Cuando Anna-Karin entra en el vestíbulo, la reciben las risas del televisor. No tiene ni que asomarse a la sala de estar para saber que su madre está allí, tumbada en el sofá. Puede que se haya vuelto a dormir con el cigarrillo encendido, pero Anna-Karin no tiene fuerzas para comprobarlo.

Se dirige a la cocina, saca una caja de bolas de chocolate del frigorífico y una bolsa de bollitos de pan de la panera. Se come los bocadillos de bolas de chocolate de pie y se pone un vaso de leche. Sin embargo, no experimenta esa sensación agradable de siempre. Simplemente, se siente fatal.

Mira hacia la ventana que da a la cabaña del abuelo. Como si, de repente, fuese a verlo allí sentado en su silla, haciéndole señas con la mano para que vaya.

Se pregunta si se habrá dado cuenta de que no ha ido a verlo al hospital.

De repente, nota algo cálido y blando que se le pega a las pantorrillas. Se inclina y ve los ojos verdes de Peppar.

—Hola, amiguito —le susurra Anna-Karin.

Se agacha y coge al gato, le acaricia el pelaje.

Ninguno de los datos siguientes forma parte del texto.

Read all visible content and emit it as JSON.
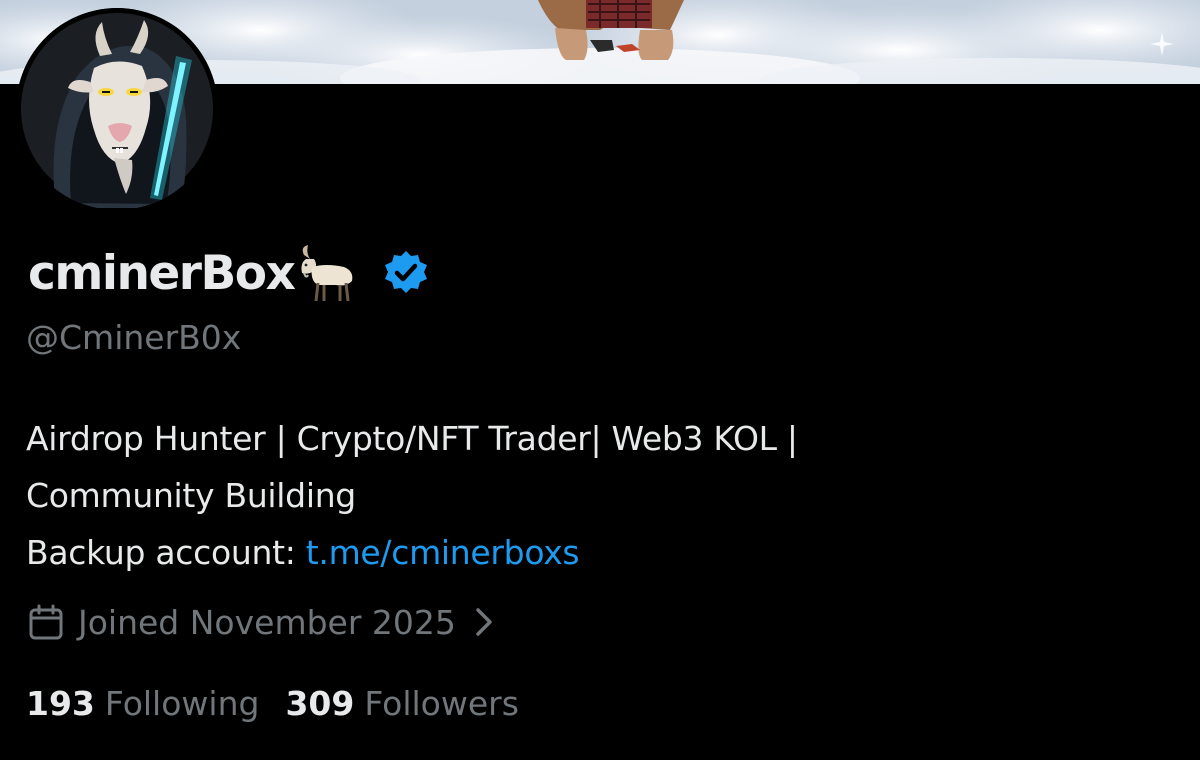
{
  "profile": {
    "display_name": "cminerBox",
    "name_emoji": "goat-emoji",
    "verified_badge": "verified-badge-icon",
    "handle": "@CminerB0x",
    "bio": {
      "line1": "Airdrop Hunter | Crypto/NFT Trader| Web3 KOL |",
      "line2": "Community Building",
      "line3_prefix": "Backup account: ",
      "link_text": "t.me/cminerboxs"
    },
    "joined": "Joined November 2025",
    "stats": {
      "following_count": "193",
      "following_label": "Following",
      "followers_count": "309",
      "followers_label": "Followers"
    }
  },
  "icons": {
    "calendar": "calendar-icon",
    "chevron": "chevron-right-icon",
    "sparkle": "sparkle-icon"
  },
  "colors": {
    "background": "#000000",
    "primary_text": "#e7e9ea",
    "secondary_text": "#71767b",
    "link": "#1d9bf0",
    "verified": "#1d9bf0"
  }
}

Peppar ronronea. La gente se ríe en la tele.

—Bueno, al menos tú sí me quieres —le dice Anna-Karin contenta.

Sin embargo, y pese a la presencia de Peppar, se siente más sola que nunca. Las palabras de Linnéa le escuecen aún. Ha logrado convencerse de que se ha retirado por el bien de las demás. Porque es peligrosa y puede perjudicarlas. Pero ¿tendrá razón Linnéa? ¿No se estará comportando como una egoísta y una cobarde?